Its ok a little bit unique maybe to have so many feeds from one domain i think,normally its the one only,just

got a little worried,in all the time i’ve used tt-rss ive never seen warnings or errors except if i manually

deploy somewhere (always forget stuff so user errors appear) so that’s what had me puzzled,my log gets

filled with theses so its a bit tough to find other messages ,ill manage though, could set syslog as log

target and have some other program search for stuff of meaning or just grep around the log every now

and then ,as long as it doesn’t affect performance of server im all good :slightly_smiling_face:


Edit: Nice latest update silence all the reddit domain related warnings seems,although now i seem to get

alot of warnings of same sort for the goo.gl domain ,don’t know what to make out of this domain though as

to which feeds it links to,it seems to be googles url shortener the domain itself

Edit: If needed i can keep updating here

,else i think ill start log to syslog instead and see if can get going some sort of filter with syslog daemon to

warn of critical errors although i dont really know what to look for as ive yet to see any real errors

https://git.tt-rss.org/fox/tt-rss/commit/8c3efd51ecd76f4e9ffeb111bbbe2c5862aa3bed

how about with this change?

I am sorry for resuming this thread, but since you asked for feedback, here it goes :grinning:

I have 284 lines in the error log table, generated over 24 hours, and created by only 6 articles, in 6 different feeds.

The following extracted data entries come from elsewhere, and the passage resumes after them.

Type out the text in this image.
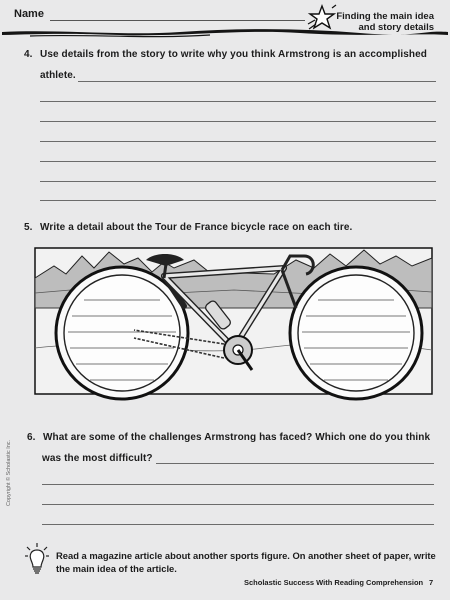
Name	Finding the main idea
and story details
4. Use details from the story to write why you think Armstrong is an accomplished
athlete.
5. Write a detail about the Tour de France bicycle race on each tire.
6. What are some of the challenges Armstrong has faced? Which one do you think
was the most difficult?
Copyright © Scholastic Inc.
Read a magazine article about another sports figure. On another sheet of paper, write
the main idea of the article.
Scholastic Success With Reading Comprehension 7
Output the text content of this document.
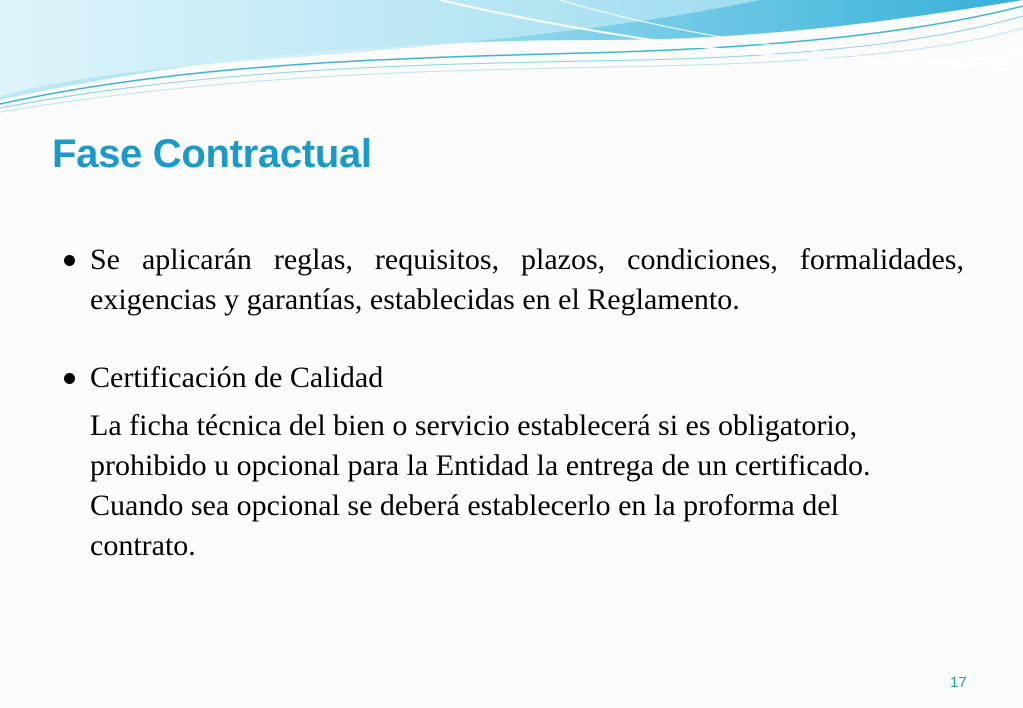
Fase Contractual

Se aplicarán reglas, requisitos, plazos, condiciones, formalidades, exigencias y garantías, establecidas en el Reglamento.

Certificación de Calidad

La ficha técnica del bien o servicio establecerá si es obligatorio, prohibido u opcional para la Entidad la entrega de un certificado. Cuando sea opcional se deberá establecerlo en la proforma del contrato.

17
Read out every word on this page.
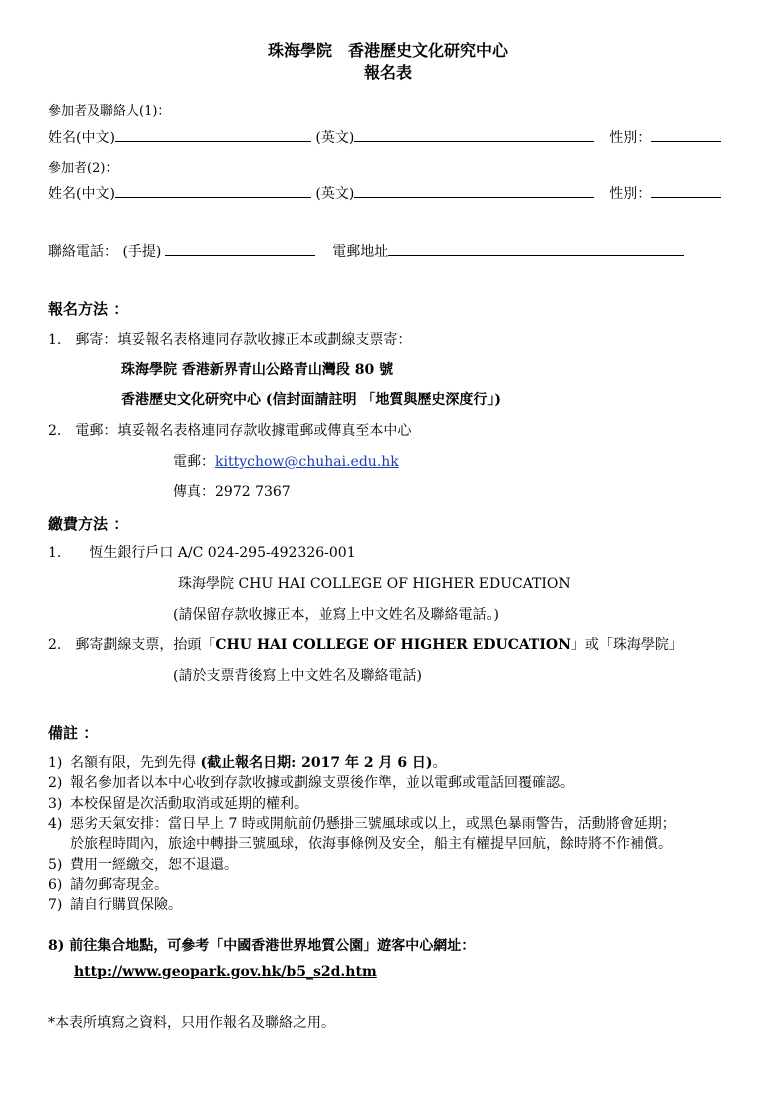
珠海學院　香港歷史文化研究中心
報名表
參加者及聯絡人(1)：
姓名(中文)	(英文)	性別：
參加者(2)：
姓名(中文)	(英文)	性別：
聯絡電話： (手提)	電郵地址
報名方法 ：
1.　郵寄：填妥報名表格連同存款收據正本或劃線支票寄：
珠海學院 香港新界青山公路青山灣段 80 號
香港歷史文化研究中心 (信封面請註明 「地質與歷史深度行」)
2.　電郵：填妥報名表格連同存款收據電郵或傳真至本中心
電郵：kittychow@chuhai.edu.hk
傳真：2972 7367
繳費方法 ：
1.　　恆生銀行戶口 A/C 024-295-492326-001
珠海學院 CHU HAI COLLEGE OF HIGHER EDUCATION
(請保留存款收據正本，並寫上中文姓名及聯絡電話。)
2.　郵寄劃線支票，抬頭「CHU HAI COLLEGE OF HIGHER EDUCATION」或「珠海學院」
(請於支票背後寫上中文姓名及聯絡電話)
備註 ：
1) 名額有限，先到先得 (截止報名日期: 2017 年 2 月 6 日)。
2) 報名參加者以本中心收到存款收據或劃線支票後作準，並以電郵或電話回覆確認。
3) 本校保留是次活動取消或延期的權利。
4) 惡劣天氣安排：當日早上 7 時或開航前仍懸掛三號風球或以上，或黑色暴雨警告，活動將會延期；
於旅程時間內，旅途中轉掛三號風球，依海事條例及安全，船主有權提早回航，餘時將不作補償。
5) 費用一經繳交，恕不退還。
6) 請勿郵寄現金。
7) 請自行購買保險。
8) 前往集合地點，可參考「中國香港世界地質公園」遊客中心網址：
http://www.geopark.gov.hk/b5_s2d.htm
*本表所填寫之資料，只用作報名及聯絡之用。
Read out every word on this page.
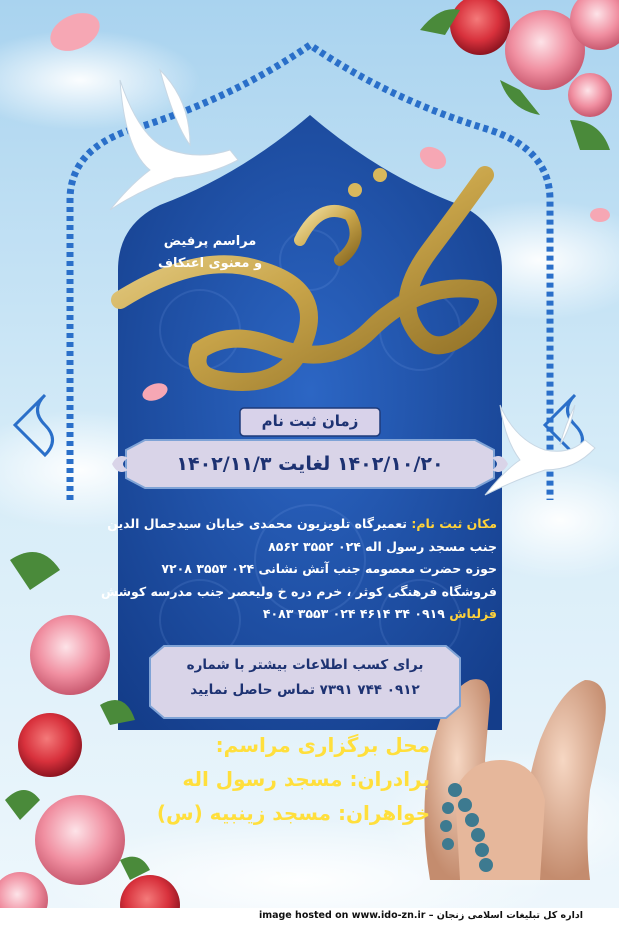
مراسم پرفیض
و معنوی اعتکاف
زمان ثبت نام
۱۴۰۲/۱۰/۲۰ لغایت ۱۴۰۲/۱۱/۳
مکان ثبت نام: تعمیرگاه تلویزیون محمدی خیابان سیدجمال الدین
جنب مسجد رسول اله ۰۲۴ ۳۵۵۲ ۸۵۶۲
حوزه حضرت معصومه جنب آتش نشانی ۰۲۴ ۳۵۵۳ ۷۲۰۸
فروشگاه فرهنگی کوثر ، خرم دره خ ولیعصر جنب مدرسه کوشش
قزلباش ۰۹۱۹ ۳۴ ۴۶۱۴ ۰۲۴ ۳۵۵۳ ۴۰۸۳
برای کسب اطلاعات بیشتر با شماره
۰۹۱۲ ۷۴۴ ۷۳۹۱ تماس حاصل نمایید
محل برگزاری مراسم:
برادران: مسجد رسول اله
خواهران: مسجد زینبیه (س)
اداره کل تبلیغات اسلامی زنجان – image hosted on www.ido-zn.ir
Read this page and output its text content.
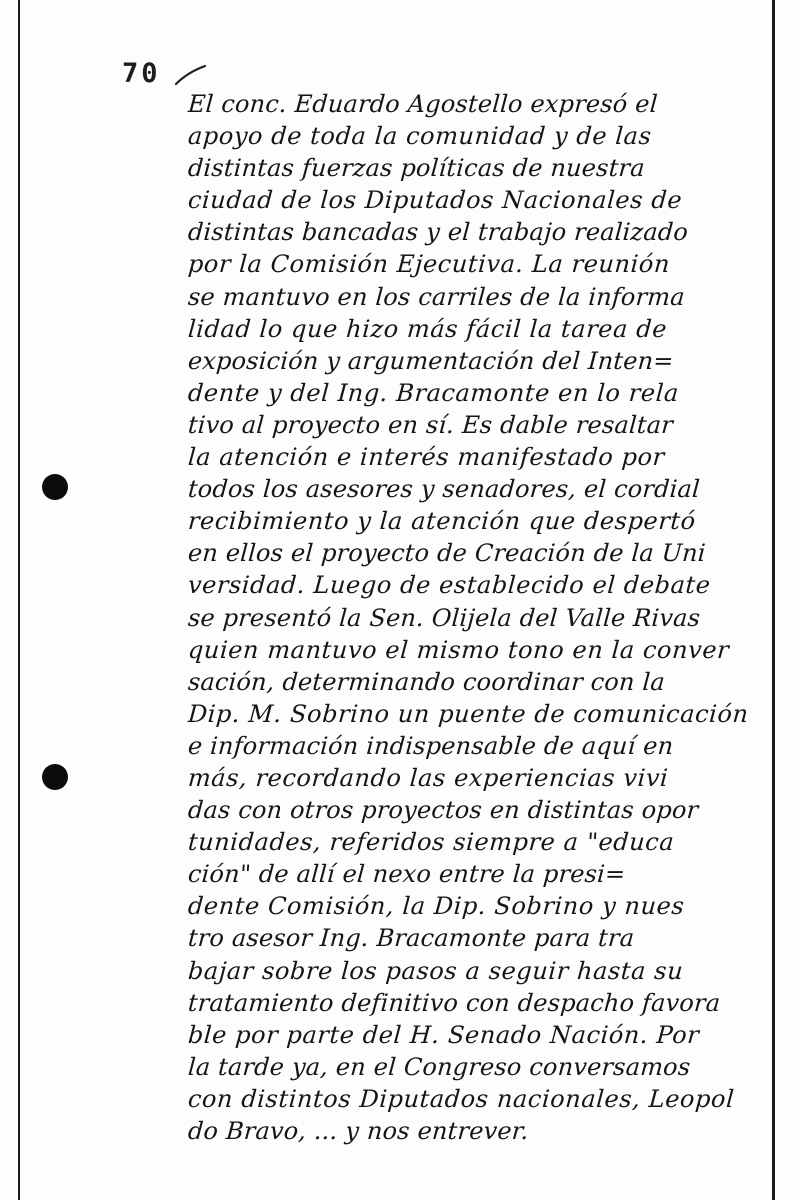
70
El conc. Eduardo Agostello expresó el
apoyo de toda la comunidad y de las
distintas fuerzas políticas de nuestra
ciudad de los Diputados Nacionales de
distintas bancadas y el trabajo realizado
por la Comisión Ejecutiva. La reunión
se mantuvo en los carriles de la informa
lidad lo que hizo más fácil la tarea de
exposición y argumentación del Inten=
dente y del Ing. Bracamonte en lo rela
tivo al proyecto en sí. Es dable resaltar
la atención e interés manifestado por
todos los asesores y senadores, el cordial
recibimiento y la atención que despertó
en ellos el proyecto de Creación de la Uni
versidad. Luego de establecido el debate
se presentó la Sen. Olijela del Valle Rivas
quien mantuvo el mismo tono en la conver
sación, determinando coordinar con la
Dip. M. Sobrino un puente de comunicación
e información indispensable de aquí en
más, recordando las experiencias vivi
das con otros proyectos en distintas opor
tunidades, referidos siempre a "educa
ción" de allí el nexo entre la presi=
dente Comisión, la Dip. Sobrino y nues
tro asesor Ing. Bracamonte para tra
bajar sobre los pasos a seguir hasta su
tratamiento definitivo con despacho favora
ble por parte del H. Senado Nación. Por
la tarde ya, en el Congreso conversamos
con distintos Diputados nacionales, Leopol
do Bravo, ... y nos entrever.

While it might be useful to know, I believe it defies the purpose of the error log, as what might actually be an error is buried between all those warnings.

In my case I use readability to fetch long articles with lots of images.
Do I stop fetching those because of the warnings? Of course not. I just empty the error log from time to time.

My suggestions would be (in order of preference):

  • remove the whole thing (which might be quite extreme);
  • allow to (dis)enable it in the preferences;
  • have one line per feed per update;
  • have one line per article per update;

I have no idea how hard would it be to implement any of the above, I am actually ok with the current situation.

Just my 2 cents.

yeah, since we’re not actually enforcing those limits, i might as well disable this warning for the time being.

e: https://git.tt-rss.org/fox/tt-rss/commit/01513aa41b29d9b7c748ce86b8232c73901573bf

Thank you. Error_log is much cleaner now

I am thankful these hooks are still there, I was fighting with a nasty feed that had some non printable characters in it that made libxml shit bricks.

The ability to write a small plugin to preg_replace them before libxml parsed the feed was great.

yeah, i can’t argue that there are no legitimate uses for those hooks, can’t really limit plugins to per-article processing if the feed refuses to parse in the first place.